The U.S. beef and dairy industries combined have annual revenues of about $60 billion, and that value could be enhanced with genetic engineering, said Robl, who is a consultant and co-founder of ACT. Eventually, Robl said, the company hopes to use similar techniques to grow engineered animals containing cells and organs suitable for transplantation into people.

Robl said the team has already advanced the work by creating several cow clone embryos containing the gene for a protein called human serum albumin. Those calves, which would be the first cloned calves engineered to contain a medically useful human gene, are developing inside the wombs of surrogate mother cows.

In those clones, the gene was placed under the control of a molecular switch that should limit the protein’s production to the calves’ udders. Robl declined to say when they were due to be born.

Human serum albumin is infused into many hospital patients suffering from burns or other injuries whose treatment requires an increase in blood volume. Robl said the team hopes to extract the albumin from the cows’ milk, purify it, and sell it as a substitute for existing human serum albumin products, which are obtained from human blood donors and carry a small risk of contamination with infectious agents.
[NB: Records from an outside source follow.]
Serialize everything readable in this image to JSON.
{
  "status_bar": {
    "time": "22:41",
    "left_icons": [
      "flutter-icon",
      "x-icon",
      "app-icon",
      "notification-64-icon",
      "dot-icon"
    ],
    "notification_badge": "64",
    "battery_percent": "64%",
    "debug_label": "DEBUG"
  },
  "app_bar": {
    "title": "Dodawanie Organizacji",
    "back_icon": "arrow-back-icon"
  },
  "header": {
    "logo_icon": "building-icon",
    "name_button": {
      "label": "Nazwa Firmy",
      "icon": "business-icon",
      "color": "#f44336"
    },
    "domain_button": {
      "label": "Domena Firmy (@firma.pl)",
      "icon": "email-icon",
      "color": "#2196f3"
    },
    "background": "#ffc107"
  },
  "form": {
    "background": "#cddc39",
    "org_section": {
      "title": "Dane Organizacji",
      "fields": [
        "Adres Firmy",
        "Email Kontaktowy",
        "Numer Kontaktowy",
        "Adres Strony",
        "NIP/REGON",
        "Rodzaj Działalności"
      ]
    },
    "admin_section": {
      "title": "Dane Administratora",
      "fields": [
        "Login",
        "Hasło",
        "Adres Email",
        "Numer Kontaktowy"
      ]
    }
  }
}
“We believe this is a faster, more efficient and safer way of making human serum albumin in large quantities,” Stice said.

ACT is under contract to produce the albumin for Genzyme Transgenics of Framingham, Mass., a company that has been producing human drugs in the milk of genetically engineered, noncloned goats.

George and Charlie are not the first farm animal clones to be genetically engineered. Last month, Ian Wilmut and his colleagues at the Roslin Institute and PPL Therapeutics in Scotland described in a scientific journal their creation of Polly and Molly, two cloned sheep carrying extra copies of gene called Factor IX.